The CCG Parser
The grammar used by the parser is taken from CCGbank, a treebank of CCG derivations developed by Julia Hockenmaier and Mark Steedman. CCGbank was created by semi-automatically converting the phrase-structure trees in the Penn Treebank into CCG derivations. Since the grammar is based on 'real text', it has wide-coverage, leading to a robust parser. CCGbank consists primarily of newspaper text, making the parser particularly good at analysing this kind of text.

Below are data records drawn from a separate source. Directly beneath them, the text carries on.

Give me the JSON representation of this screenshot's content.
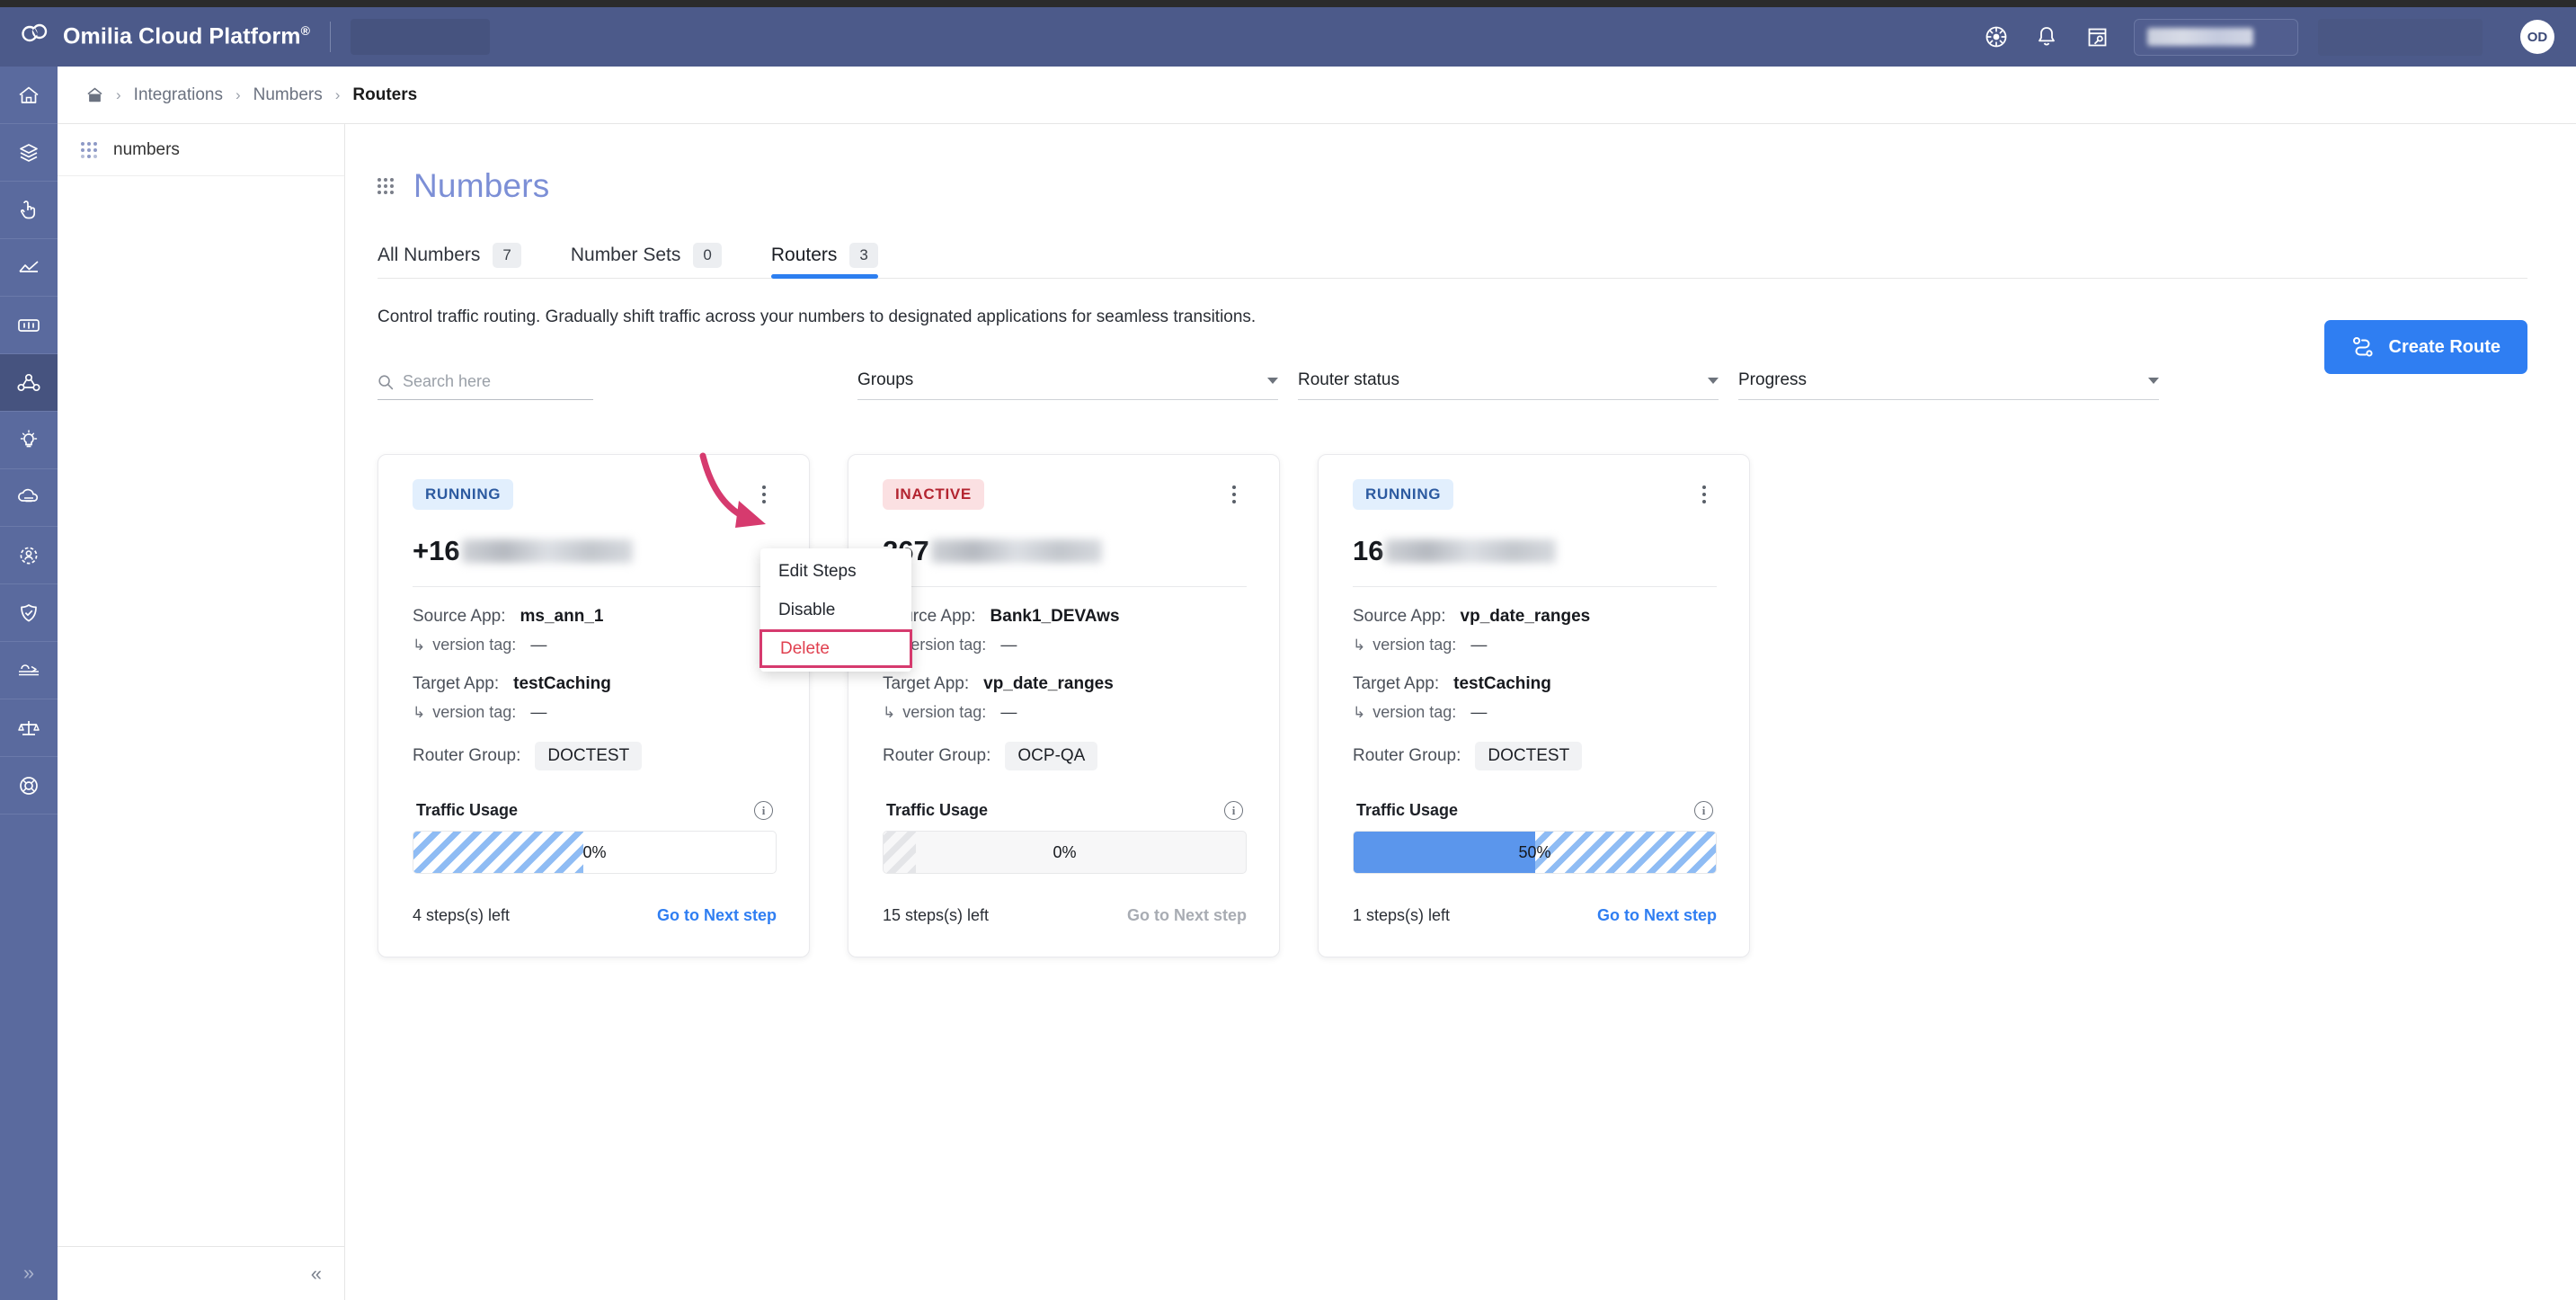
{
  "header": {
    "brand": "Omilia Cloud Platform",
    "brand_mark": "®",
    "icons": [
      "settings-wheel-icon",
      "bell-icon",
      "note-key-icon"
    ],
    "avatar_initials": "OD"
  },
  "rail": {
    "items": [
      {
        "name": "home-icon"
      },
      {
        "name": "layers-icon"
      },
      {
        "name": "hand-click-icon"
      },
      {
        "name": "analytics-icon"
      },
      {
        "name": "dialog-icon"
      },
      {
        "name": "integrations-icon"
      },
      {
        "name": "lightbulb-icon"
      },
      {
        "name": "cloud-icon"
      },
      {
        "name": "people-gear-icon"
      },
      {
        "name": "shield-check-icon"
      },
      {
        "name": "tools-icon"
      },
      {
        "name": "scales-icon"
      },
      {
        "name": "lifebuoy-icon"
      }
    ],
    "expand_glyph": "»"
  },
  "breadcrumb": {
    "home_icon": "home-icon",
    "separator": "›",
    "items": [
      "Integrations",
      "Numbers",
      "Routers"
    ]
  },
  "panel": {
    "item_label": "numbers",
    "collapse_glyph": "«"
  },
  "main": {
    "page_title": "Numbers",
    "subtitle": "Control traffic routing. Gradually shift traffic across your numbers to designated applications for seamless transitions.",
    "tabs": [
      {
        "label": "All Numbers",
        "count": "7",
        "active": false
      },
      {
        "label": "Number Sets",
        "count": "0",
        "active": false
      },
      {
        "label": "Routers",
        "count": "3",
        "active": true
      }
    ],
    "create_button": "Create Route"
  },
  "filters": {
    "search_placeholder": "Search here",
    "selects": [
      {
        "label": "Groups"
      },
      {
        "label": "Router status"
      },
      {
        "label": "Progress"
      }
    ]
  },
  "labels": {
    "source_app": "Source App:",
    "target_app": "Target App:",
    "version_tag": "version tag:",
    "router_group": "Router Group:",
    "traffic_usage": "Traffic Usage",
    "next_step": "Go to Next step",
    "arrow_glyph": "↳",
    "info_glyph": "i"
  },
  "cards": [
    {
      "status": "RUNNING",
      "status_kind": "running",
      "number_prefix": "+16",
      "source_app": "ms_ann_1",
      "source_version_tag": "—",
      "target_app": "testCaching",
      "target_version_tag": "—",
      "router_group": "DOCTEST",
      "usage_pct": "0%",
      "usage_value": 0,
      "stripe_color": "blue",
      "bar_muted": false,
      "steps_left": "4 steps(s) left",
      "next_disabled": false
    },
    {
      "status": "INACTIVE",
      "status_kind": "inactive",
      "number_prefix": "267",
      "source_app": "Bank1_DEVAws",
      "source_version_tag": "—",
      "target_app": "vp_date_ranges",
      "target_version_tag": "—",
      "router_group": "OCP-QA",
      "usage_pct": "0%",
      "usage_value": 0,
      "stripe_color": "gray",
      "bar_muted": true,
      "steps_left": "15 steps(s) left",
      "next_disabled": true
    },
    {
      "status": "RUNNING",
      "status_kind": "running",
      "number_prefix": "16",
      "source_app": "vp_date_ranges",
      "source_version_tag": "—",
      "target_app": "testCaching",
      "target_version_tag": "—",
      "router_group": "DOCTEST",
      "usage_pct": "50%",
      "usage_value": 50,
      "stripe_color": "blue",
      "bar_muted": false,
      "steps_left": "1 steps(s) left",
      "next_disabled": false
    }
  ],
  "context_menu": {
    "items": [
      {
        "label": "Edit Steps",
        "danger": false,
        "highlighted": false
      },
      {
        "label": "Disable",
        "danger": false,
        "highlighted": false
      },
      {
        "label": "Delete",
        "danger": true,
        "highlighted": true
      }
    ]
  },
  "colors": {
    "accent_blue": "#2f7ef2",
    "header_bg": "#4c5a8a",
    "rail_bg": "#5a6a9e",
    "running_bg": "#e2effd",
    "running_fg": "#2c5aa0",
    "inactive_bg": "#fbe0e2",
    "inactive_fg": "#b32430",
    "annotation_pink": "#d63a6e",
    "bar_fill": "#5b96ec",
    "title_color": "#7c8fd6"
  }
}
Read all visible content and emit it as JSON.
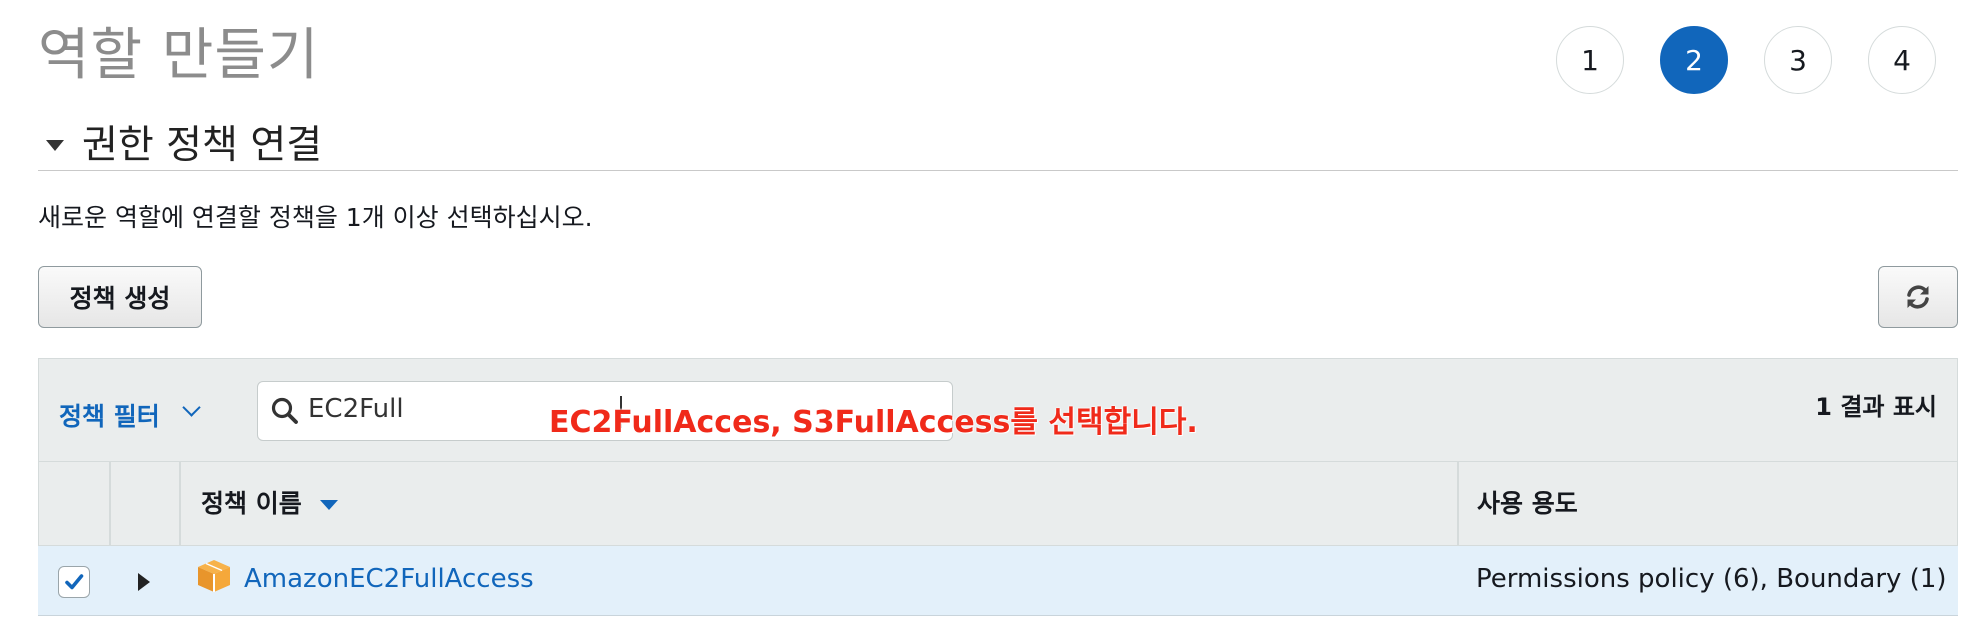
{
  "page": {
    "title": "역할 만들기"
  },
  "steps": [
    "1",
    "2",
    "3",
    "4"
  ],
  "active_step": "2",
  "section": {
    "title": "권한 정책 연결",
    "description": "새로운 역할에 연결할 정책을 1개 이상 선택하십시오."
  },
  "toolbar": {
    "create_policy_label": "정책 생성"
  },
  "filter": {
    "label": "정책 필터",
    "search_value": "EC2Full",
    "result_count": "1 결과 표시"
  },
  "annotation": {
    "text": "EC2FullAcces, S3FullAccess를 선택합니다."
  },
  "table": {
    "columns": {
      "name": "정책 이름",
      "usage": "사용 용도"
    },
    "rows": [
      {
        "name": "AmazonEC2FullAccess",
        "usage": "Permissions policy (6), Boundary (1)",
        "checked": true
      }
    ]
  },
  "colors": {
    "accent": "#1166bb",
    "annotation": "#f02a1a",
    "row_selected": "#e3f0fa"
  }
}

Lexical category data has also been manually created for questions and the parser comes with a supertagger question model, making it ideally suited for use in an open-domain Question Answering system.
The CCG parser has the following features:
- efficient and robust parsing of real text: up to 35 newspaper sentences per second and close to 100% coverage on unseen sentences in CCGbank;
- accurate recovery of predicate-argument dependencies, including long-range dependencies: around 85% overall labelled F-score when evaluated on unseen text in CCGbank;
- a number of output options, including CCG derivations; CCG dependency structures; Briscoe and Carroll-style grammatical relations; and interpretable Discourse Representation Structures (if used with Boxer).
The parser is described in detail in the following paper to appear in Computational Linguistics: Wide-Coverage Efficient Statistical Parsing with CCG and Log-Linear Models http://web.comlab.ox.ac.uk/oucl/work/stephen.clark/papers/cl07parser.pdf.